As such, experts emphasize the need for responsible development and deployment of AI technologies along with a robust regulatory framework to govern their use, which we severely lack now.
Envisioning a future where AI enhances the human experience instead of diminishing it
In an AI-first era, companies are racing to collect and utilize data to gain a competitive edge. Data protection companies and experts will become the need of the hour as they work on safekeeping personal data. Without a doubt, companies with software that protects your data will be at the forefront of this race to have an upper hand over advanced AI.
There is no denying that in the future, AI will displace hundreds and thousands of jobs. However, the future also looks bright as AI increases our productivity and takes over routine, entry-level tasks, enabling us to focus on something bigger.
However, because of this, there will be a growing need for people who can work effectively with AI systems and help to optimize their performance. We are always going to need human decision-makers to ensure that AI is being developed and used in a responsible and safe way. This includes defining AI policies, assessing AI risks and opportunities, and ensuring legal compliance.
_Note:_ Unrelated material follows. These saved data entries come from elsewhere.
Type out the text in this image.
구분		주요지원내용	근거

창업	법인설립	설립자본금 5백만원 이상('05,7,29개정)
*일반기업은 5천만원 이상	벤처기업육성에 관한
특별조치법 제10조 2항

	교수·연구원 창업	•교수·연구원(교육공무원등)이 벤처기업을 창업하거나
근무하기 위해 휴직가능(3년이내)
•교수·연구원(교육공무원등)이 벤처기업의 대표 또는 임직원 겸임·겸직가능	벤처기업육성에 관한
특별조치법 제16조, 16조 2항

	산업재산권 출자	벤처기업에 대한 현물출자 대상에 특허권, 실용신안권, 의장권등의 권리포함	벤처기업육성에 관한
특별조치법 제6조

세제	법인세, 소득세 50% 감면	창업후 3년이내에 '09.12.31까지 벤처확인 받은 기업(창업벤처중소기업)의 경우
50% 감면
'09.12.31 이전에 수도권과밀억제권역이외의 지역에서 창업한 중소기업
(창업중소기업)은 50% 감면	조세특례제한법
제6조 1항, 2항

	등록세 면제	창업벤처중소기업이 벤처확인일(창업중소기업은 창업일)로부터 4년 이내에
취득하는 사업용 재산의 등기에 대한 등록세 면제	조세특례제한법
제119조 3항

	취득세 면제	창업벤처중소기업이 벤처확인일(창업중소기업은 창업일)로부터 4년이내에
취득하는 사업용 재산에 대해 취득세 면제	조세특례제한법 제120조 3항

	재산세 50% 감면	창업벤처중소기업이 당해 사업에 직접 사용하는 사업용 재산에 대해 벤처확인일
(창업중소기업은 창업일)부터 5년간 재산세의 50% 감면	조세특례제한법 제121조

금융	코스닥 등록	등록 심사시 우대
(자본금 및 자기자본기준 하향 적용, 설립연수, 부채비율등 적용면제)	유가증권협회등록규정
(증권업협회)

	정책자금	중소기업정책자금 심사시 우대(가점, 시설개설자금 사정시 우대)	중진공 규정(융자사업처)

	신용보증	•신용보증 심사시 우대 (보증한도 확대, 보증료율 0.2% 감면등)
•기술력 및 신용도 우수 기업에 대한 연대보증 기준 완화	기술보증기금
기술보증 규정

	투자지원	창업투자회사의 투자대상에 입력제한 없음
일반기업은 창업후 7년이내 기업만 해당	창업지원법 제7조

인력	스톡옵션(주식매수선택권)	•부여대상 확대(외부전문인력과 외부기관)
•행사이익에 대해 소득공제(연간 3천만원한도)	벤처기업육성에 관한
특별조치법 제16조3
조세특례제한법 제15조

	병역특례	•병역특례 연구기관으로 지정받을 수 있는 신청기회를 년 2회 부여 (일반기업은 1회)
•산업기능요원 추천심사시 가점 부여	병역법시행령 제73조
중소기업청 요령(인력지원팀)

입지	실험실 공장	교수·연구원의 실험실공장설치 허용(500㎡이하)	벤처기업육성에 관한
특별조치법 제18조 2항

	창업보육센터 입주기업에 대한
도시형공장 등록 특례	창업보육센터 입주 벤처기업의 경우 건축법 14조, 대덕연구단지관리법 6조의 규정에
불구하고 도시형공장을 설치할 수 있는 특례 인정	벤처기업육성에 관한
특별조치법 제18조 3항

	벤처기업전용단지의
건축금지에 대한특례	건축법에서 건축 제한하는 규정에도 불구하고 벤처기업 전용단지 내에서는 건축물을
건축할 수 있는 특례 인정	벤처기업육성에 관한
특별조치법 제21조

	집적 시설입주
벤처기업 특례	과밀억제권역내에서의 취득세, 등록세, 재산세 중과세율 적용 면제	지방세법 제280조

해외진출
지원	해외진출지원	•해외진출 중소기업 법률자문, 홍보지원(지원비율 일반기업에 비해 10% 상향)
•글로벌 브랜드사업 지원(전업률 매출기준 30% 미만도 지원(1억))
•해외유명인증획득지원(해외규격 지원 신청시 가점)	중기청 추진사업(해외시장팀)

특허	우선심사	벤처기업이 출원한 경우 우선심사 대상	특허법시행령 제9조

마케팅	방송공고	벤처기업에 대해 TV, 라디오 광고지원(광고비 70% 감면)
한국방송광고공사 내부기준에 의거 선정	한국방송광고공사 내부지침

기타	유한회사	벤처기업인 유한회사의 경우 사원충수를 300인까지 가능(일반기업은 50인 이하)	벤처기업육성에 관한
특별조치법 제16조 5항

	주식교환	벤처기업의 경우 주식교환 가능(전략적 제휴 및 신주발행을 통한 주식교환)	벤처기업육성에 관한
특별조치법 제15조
And lastly, we should understand that AI is not just GPT programs and a buzzword. We should stop seeing AI as software that is going to take away our jobs or help students cheat on their exams. AI is essentially human behavior imbued into a machine to augment and mimic human intelligence.
It is easy to succumb to fear-mongering and imagine AI as a threat to humanity. In an AI-first society, there might be potential to create a more inclusive, accessible, and equitable world as AI creates opportunities for those who previously struggled with speech recognition, mobility, and other disabilities.
In the future, the most significant questions will revolve around the impact of AI on civil rights. How we perceive and utilize AI technology will play a critical role in shaping the future of equality and opportunity for all. As we navigate this new AI context, fundamental questions about privacy, speech, assembly rights, and the construction of personhood in a technological age will resurface, challenging our deepest-held beliefs.
The notion of humans becoming obsolete in the face of AI is disheartening. We must acknowledge the crucial role that humans play in providing the ground truth for these models being trained and as the ultimate recipients of the output. AI is, after all, a creation of humans, and as such, it is society’s responsibility to ensure that it is implemented in a responsible and ethical manner that uplifts rather than diminishes the human spirit.